По пути к бару, я открыла свой клатч и полезла во внутренний карман, куда положила флакон. Пока ждала бармена, я незаметно открыла его и зажала между пальцами. Другой рукой я вытащила две двадцатидолларовые купюры.
— «Олд фешен» и белое вино, — сказала я, когда бармен ко мне повернулся.
— Какого сорта вино?
«Всегда заказывай одно и то же вино, — говорила Мина. — Когда ты работаешь, то должна помнить все мелочи, йереха. Держи их у себя в голове. Нам нужно действовать тихо, не привлекая к себе лишнего внимания».
— Пино Гриджио. И, если есть, холодное.
Когда бармен принес напитки, я взяла бокалы за ободок, чтобы было удобнее высыпать содержимое флакона в напиток Дина. Через секунду безвкусная смесь растворится, и он никогда не узнает, что она была там.
Протянув Дину напиток, сунула флакон обратно в сумочку и достала блеск. Я практиковала это движение в своей комнате в общежитии всё утро.
— За что пьем? — спросил он, приподнимая свой бокал.
Я притворилась, что раздумываю, улыбаясь самой соблазнительной улыбкой.

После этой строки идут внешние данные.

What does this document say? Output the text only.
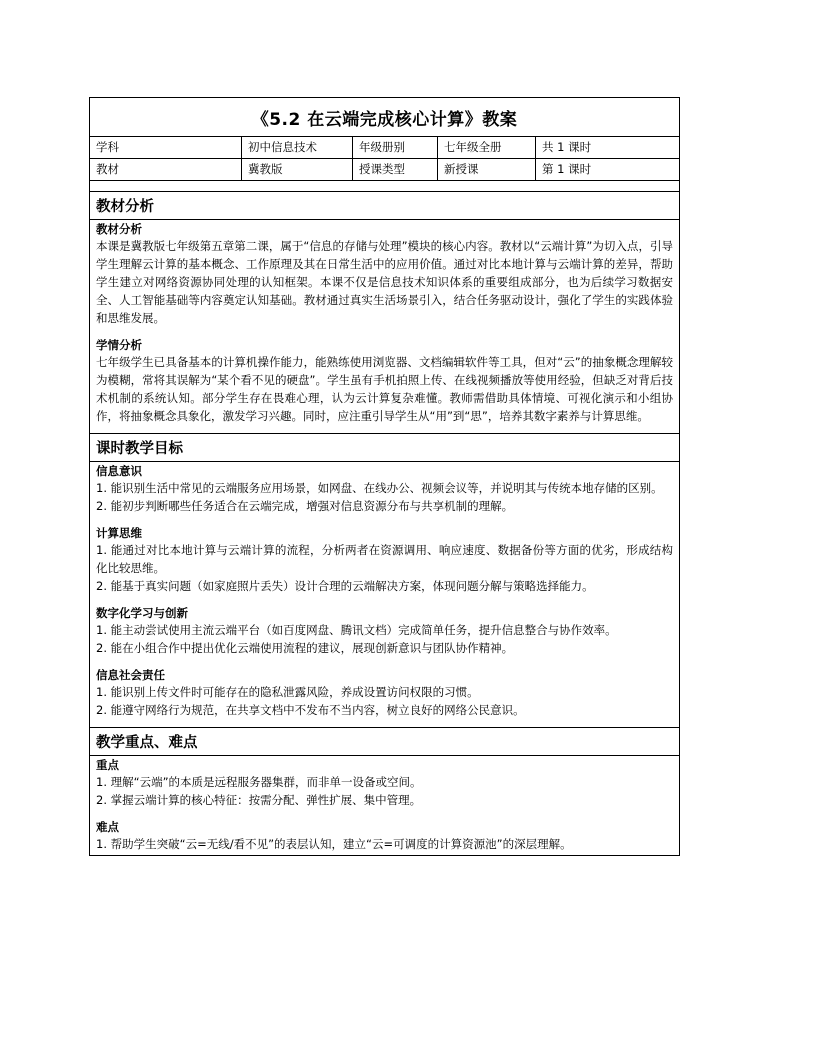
《5.2 在云端完成核心计算》教案
学科	初中信息技术	年级册别	七年级全册	共 1 课时
教材	冀教版	授课类型	新授课	第 1 课时
教材分析
教材分析
本课是冀教版七年级第五章第二课，属于“信息的存储与处理”模块的核心内容。教材以“云端计算”为切入点，引导学生理解云计算的基本概念、工作原理及其在日常生活中的应用价值。通过对比本地计算与云端计算的差异，帮助学生建立对网络资源协同处理的认知框架。本课不仅是信息技术知识体系的重要组成部分，也为后续学习数据安全、人工智能基础等内容奠定认知基础。教材通过真实生活场景引入，结合任务驱动设计，强化了学生的实践体验和思维发展。
学情分析
七年级学生已具备基本的计算机操作能力，能熟练使用浏览器、文档编辑软件等工具，但对“云”的抽象概念理解较为模糊，常将其误解为“某个看不见的硬盘”。学生虽有手机拍照上传、在线视频播放等使用经验，但缺乏对背后技术机制的系统认知。部分学生存在畏难心理，认为云计算复杂难懂。教师需借助具体情境、可视化演示和小组协作，将抽象概念具象化，激发学习兴趣。同时，应注重引导学生从“用”到“思”，培养其数字素养与计算思维。
课时教学目标
信息意识
1. 能识别生活中常见的云端服务应用场景，如网盘、在线办公、视频会议等，并说明其与传统本地存储的区别。
2. 能初步判断哪些任务适合在云端完成，增强对信息资源分布与共享机制的理解。
计算思维
1. 能通过对比本地计算与云端计算的流程，分析两者在资源调用、响应速度、数据备份等方面的优劣，形成结构化比较思维。
2. 能基于真实问题（如家庭照片丢失）设计合理的云端解决方案，体现问题分解与策略选择能力。
数字化学习与创新
1. 能主动尝试使用主流云端平台（如百度网盘、腾讯文档）完成简单任务，提升信息整合与协作效率。
2. 能在小组合作中提出优化云端使用流程的建议，展现创新意识与团队协作精神。
信息社会责任
1. 能识别上传文件时可能存在的隐私泄露风险，养成设置访问权限的习惯。
2. 能遵守网络行为规范，在共享文档中不发布不当内容，树立良好的网络公民意识。
教学重点、难点
重点
1. 理解“云端”的本质是远程服务器集群，而非单一设备或空间。
2. 掌握云端计算的核心特征：按需分配、弹性扩展、集中管理。
难点
1. 帮助学生突破“云=无线/看不见”的表层认知，建立“云=可调度的计算资源池”的深层理解。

— За то, что случится дальше.
Я уже знала, что произойдет дальше.
А сейчас мне оставалось только ждать, пока он выпьет свой напиток.
Глава 8
Бородач
— Почему ты это сделал? — зарычал я на ухо заключенному № 1497.
Я вытащил заключенного из камеры и привел в Операционную. Или, проще говоря, пыточную. В тюрьме таких комнат было три. У каждого охранника была своя, и все они были устроены под каждого из нас, с различными карательными устройствами.

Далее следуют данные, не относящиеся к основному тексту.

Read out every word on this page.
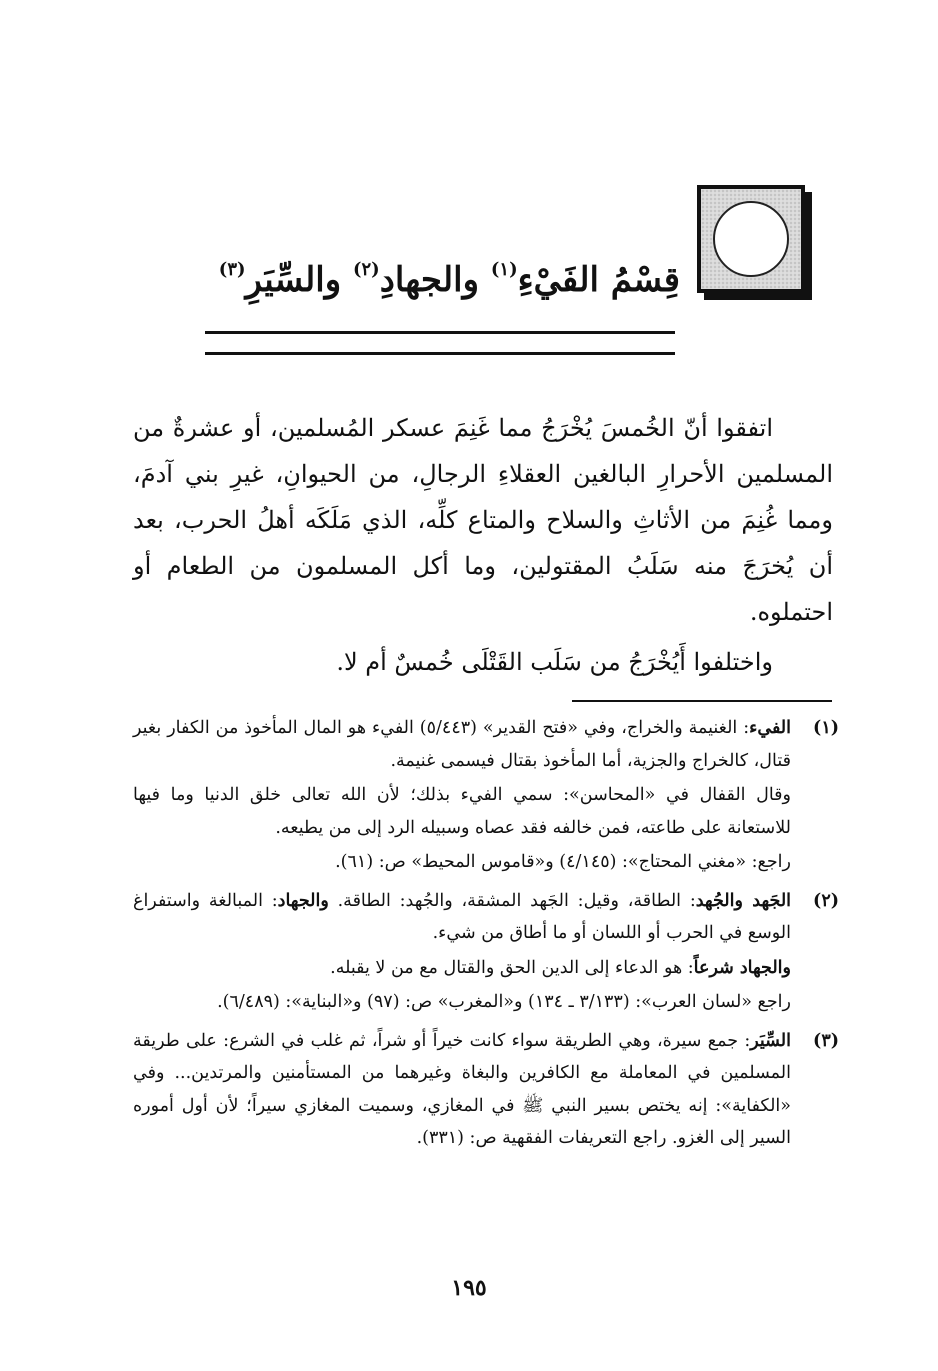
قِسْمُ الفَيْءِ$^{(١)}$ والجهادِ$^{(٢)}$ والسِّيَرِ$^{(٣)}$

اتفقوا أنّ الخُمسَ يُخْرَجُ مما غَنِمَ عسكر المُسلمين، أو عشرةٌ من المسلمين الأحرارِ البالغين العقلاءِ الرجالِ، من الحيوانِ، غيرِ بني آدمَ، ومما غُنِمَ من الأثاثِ والسلاح والمتاع كلِّه، الذي مَلَكَه أهلُ الحرب، بعد أن يُخرَجَ منه سَلَبُ المقتولين، وما أكل المسلمون من الطعام أو احتملوه.

واختلفوا أَيُخْرَجُ من سَلَب القَتْلَى خُمسٌ أم لا.

(١)

الفيء: الغنيمة والخراج، وفي «فتح القدير» (٥/٤٤٣) الفيء هو المال المأخوذ من الكفار بغير قتال، كالخراج والجزية، أما المأخوذ بقتال فيسمى غنيمة.

وقال القفال في «المحاسن»: سمي الفيء بذلك؛ لأن الله تعالى خلق الدنيا وما فيها للاستعانة على طاعته، فمن خالفه فقد عصاه وسبيله الرد إلى من يطيعه.

راجع: «مغني المحتاج»: (٤/١٤٥) و«قاموس المحيط» ص: (٦١).

(٢)

الجَهد والجُهد: الطاقة، وقيل: الجَهد المشقة، والجُهد: الطاقة. والجهاد: المبالغة واستفراغ الوسع في الحرب أو اللسان أو ما أطاق من شيء.

والجهاد شرعاً: هو الدعاء إلى الدين الحق والقتال مع من لا يقبله.

راجع «لسان العرب»: (٣/١٣٣ ـ ١٣٤) و«المغرب» ص: (٩٧) و«البناية»: (٦/٤٨٩).

(٣)

السِّيَر: جمع سيرة، وهي الطريقة سواء كانت خيراً أو شراً، ثم غلب في الشرع: على طريقة المسلمين في المعاملة مع الكافرين والبغاة وغيرهما من المستأمنين والمرتدين... وفي «الكفاية»: إنه يختص بسير النبي ﷺ في المغازي، وسميت المغازي سيراً؛ لأن أول أموره السير إلى الغزو. راجع التعريفات الفقهية ص: (٣٣١).

١٩٥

В этих комнатах мы были кем-то типа докторов. Нам нужно было пространство для работы, а клетки таковым не располагали. Пыточные давали нам достаточно места для использования инструментов, а также тут был доступ к электричеству и воде. И в каждой Операционной имелась небольшая дверца, как для собак. Она была для малышей. Этим маленьким ублюдкам не разрешали находиться в камерах — им там было небезопасно. Если заключенный навредит такому, Шэнк потеряет рассудок.
Это о многом говорило, особенно о том, что он еще более больной ублюдок, чем я.

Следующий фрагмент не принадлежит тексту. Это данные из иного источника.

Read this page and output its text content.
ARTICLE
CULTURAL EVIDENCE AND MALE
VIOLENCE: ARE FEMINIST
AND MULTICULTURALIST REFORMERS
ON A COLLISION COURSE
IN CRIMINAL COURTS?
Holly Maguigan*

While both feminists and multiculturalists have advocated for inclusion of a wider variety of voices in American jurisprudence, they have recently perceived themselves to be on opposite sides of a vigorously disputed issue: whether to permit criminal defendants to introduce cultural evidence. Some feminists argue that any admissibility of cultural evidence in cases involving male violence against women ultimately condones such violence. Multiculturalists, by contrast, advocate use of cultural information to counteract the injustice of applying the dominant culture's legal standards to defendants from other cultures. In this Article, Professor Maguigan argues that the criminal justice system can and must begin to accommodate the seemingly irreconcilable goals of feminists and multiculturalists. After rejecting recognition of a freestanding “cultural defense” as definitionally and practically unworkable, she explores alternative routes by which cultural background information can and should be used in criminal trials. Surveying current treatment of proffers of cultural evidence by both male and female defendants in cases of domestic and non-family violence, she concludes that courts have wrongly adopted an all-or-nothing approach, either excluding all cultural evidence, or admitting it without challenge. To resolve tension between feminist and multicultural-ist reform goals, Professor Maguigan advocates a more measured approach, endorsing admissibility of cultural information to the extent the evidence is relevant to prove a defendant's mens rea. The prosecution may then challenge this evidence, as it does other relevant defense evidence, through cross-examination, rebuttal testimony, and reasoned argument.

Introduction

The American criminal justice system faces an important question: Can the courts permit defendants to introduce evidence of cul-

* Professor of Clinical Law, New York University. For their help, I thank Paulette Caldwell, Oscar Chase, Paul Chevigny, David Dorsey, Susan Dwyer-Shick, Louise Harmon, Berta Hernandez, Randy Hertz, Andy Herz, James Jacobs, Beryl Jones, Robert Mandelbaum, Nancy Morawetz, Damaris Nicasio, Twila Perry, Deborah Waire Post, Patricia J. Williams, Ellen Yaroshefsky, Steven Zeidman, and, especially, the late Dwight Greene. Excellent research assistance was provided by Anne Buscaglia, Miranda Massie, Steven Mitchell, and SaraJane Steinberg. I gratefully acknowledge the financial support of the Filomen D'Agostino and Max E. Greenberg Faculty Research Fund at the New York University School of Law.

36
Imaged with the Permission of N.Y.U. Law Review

Заключенный наклонил голову в сторону и кашлянул кровью. Большая часть полилась на плечо, а остальная по руке.
— Пошел на хер!
Он бросает мне вызов.
Все они начинают именно с этой стадии. Затем приходит повиновение. Они будут клясться всем, что у них есть — жизнью своих детей, бизнесом, их домами. И только после того, как мы сломаем их физически, они, наконец, скажут правду.
А этот кусок дерьма еще держался.
Его руки были связаны за спиной, лодыжки прикованы к ножкам стула. Вместо стула гинеколога или дантиста, для сегодняшней пытки я использовал простой старый деревянный стул.
Похоже, сегодня я более мягок, чем обычно.
Видимо, Лейла каким-то боком на это повлияла.
— Почему ты сделал это? — повторил я.
Каждый раз, когда он двигал своей головой, веревка, обернутая вокруг его шеи, врезалась немного глубже. Я завязал ее так не для того, чтобы задушить его, а затем, чтобы дышать с каждым разом становилось немного сложнее.
Задушить его было бы слишком просто.
Сначала ему нужно испытать настоящую боль.
— Отвечай, — потребовал я, врезав кулаком по его физиономии.
Кровь быстрее полилась по его подбородку, всё больше выливаясь из носа. Когда она дошла до его губ, он выплюнул:
— Пошел ты!
Пошел я?
Я засмеялся.
Он сделал достаточно дерьма. Поэтому-то он и здесь.
Обычно нам было насрать на преступления, совершенные нашими заключенными. Нас нанимали пытать и убивать, и это мы и делали.